Kannst du etwas zu versierten Rechtsanwälten/Kanzleien (z. B. in Niedersachsen) sagen?

Zu gegebener Zeit (in Thüringen schon jetzt) wäre es sicherlich sinnvoll, wenn sich die Beamt/-innen der einzelnen Länder für die Klageverfahren abstimmen und gegenseitig unterstützen. Als Niedersachse hoffe ich natürlich darauf, dass du auch weiterhin aktiv das Thema verfolgst und hier zum Besten gibst. Ohne dieses Forum und insbesondere deine ausführlichen, nachvollziehbaren und belegten Beiträgen hätte ich wahrscheinlich niemals den Weg zum Gericht "gewagt". Jetzt kann ich kaum noch die Entscheidung des BVerfG sowie die daraufhin kommende nächste verfassungswidrige Regelung abwarten, um selbst Klage einreichen zu können (Widerspruch seit 2014 - zunächst aber nur gegen Streichung Weihnachtsgeld).

--- End quote ---

Danke für die Worte, DeGe. Bislang habe ich mich mit einem möglichen eigenen Klageverfahren noch nicht beschäftigt, da davon auszugehen ist, dass Klage und statthafter sowie zeitnaher Widerspruch vom Gesetzgeber gleichrangig zu behandeln sind (vgl. zur Klarstellung der zuvor nicht eindeutigen Rechtslage in der aktuellen Entscheidung unter Rn. 183). Von daher habe ich mich auch noch nicht nach einem Anwalt umgetan. Nach der anstehenden Entscheidung zur Berliner A-Besoldung bzw. auch jetzt schon ist der Weg zu Gericht für Dich jedoch erst offen, sofern der Dienstherr Deinen derzeit ruhend gestellten Widerspruch bescheidet. Denn erst nach einem ordentlich abgeschlossenen Widerspruchsverfahren kann eine Feststellungsklage beim VG eingereicht werden. Du müsstest ihn also vor Klageerhebung erst einmal dazu auffordern, Deinen Widerspruch zu bescheiden. Erst wenn er das getan und ihn also negativ beschieden hat, kannst Du eine Klage anstrengen.

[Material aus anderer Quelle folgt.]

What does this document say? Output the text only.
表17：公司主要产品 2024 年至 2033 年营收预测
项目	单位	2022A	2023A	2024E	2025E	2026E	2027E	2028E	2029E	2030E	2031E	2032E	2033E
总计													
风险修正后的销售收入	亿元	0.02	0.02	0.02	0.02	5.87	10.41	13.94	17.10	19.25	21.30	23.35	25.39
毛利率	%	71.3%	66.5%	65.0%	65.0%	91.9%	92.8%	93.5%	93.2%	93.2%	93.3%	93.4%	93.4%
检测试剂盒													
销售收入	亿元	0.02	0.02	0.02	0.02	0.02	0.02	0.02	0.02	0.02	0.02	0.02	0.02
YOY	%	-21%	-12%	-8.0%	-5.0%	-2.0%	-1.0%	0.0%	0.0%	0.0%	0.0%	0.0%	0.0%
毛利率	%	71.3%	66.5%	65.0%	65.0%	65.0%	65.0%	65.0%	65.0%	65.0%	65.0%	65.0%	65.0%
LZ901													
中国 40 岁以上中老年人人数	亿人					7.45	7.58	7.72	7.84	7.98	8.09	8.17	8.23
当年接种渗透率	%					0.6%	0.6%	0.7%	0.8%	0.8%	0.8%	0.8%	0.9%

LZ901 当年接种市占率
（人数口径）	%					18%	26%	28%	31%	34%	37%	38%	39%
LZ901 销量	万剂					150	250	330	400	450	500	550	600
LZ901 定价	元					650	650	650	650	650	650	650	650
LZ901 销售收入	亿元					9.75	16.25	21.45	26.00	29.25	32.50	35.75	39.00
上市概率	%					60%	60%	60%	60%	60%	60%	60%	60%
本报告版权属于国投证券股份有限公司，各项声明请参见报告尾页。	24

Diese sollte aber in Niedersachsen zunächst weiterhin nicht nötig sein, da ja in absehbarer Zeit - mit etwas Glück schon im nächsten Jahr - mit der BVerfG-Entscheidung zu Niedersachsen zu rechnen ist, da der niedersächsische Vorlagebeschluss bundesweit den längsten Zeitraum (ab 2005) umfasst und mit dem Bundesverwaltungsgericht von dem höchsten deutschen Verwaltungsgericht dem BVerfG vorgelegt worden ist. Wir können also hier in Niedersachsen hoffen, dass auch wir in nicht mehr allzu langer Zeit Rechtssicherheit haben werden. Es wäre vom niedersächsischen Besoldungsgesetzgeber dann schon mehr als erstaunlich, wenn er die dann formal bis zum Jahr 2016 eindeutige Rechtslage nicht bis ins Jahr 2021/22 verlängerte. Das dürfte auch nicht in seinem Interesse liegen: Vielmehr dürfte es interessant werden, wie er dann die Entscheidung für die einzelnen Besoldungsgruppen durch ein Reparaturgesetz in Recht umsetzen möchte. Auch diesbezüglich dürfte es also interessant werden, ob das BVerfG dazu in der aktuell anstehenden Berliner Entscheidung konkretisierende Ausführungen machen wird (von der Tendenz her schätze ich, dass das noch nicht geschehen wird), wie also ausgehend von den Indizien der ersten Prüfungsstufe und im Hinblick auf die von der untersten Besoldungsgruppe nicht erreichten Mindestalimentation vom Besoldungsgesetzgeber ein rechtssicherer Weg beschritten werden kann, um unter Beachtung des systeminternen Abstandgebots für die einzelnen Besoldungsgruppen nachträglich eine amtsangemessene Alimentation zu gewährleisten.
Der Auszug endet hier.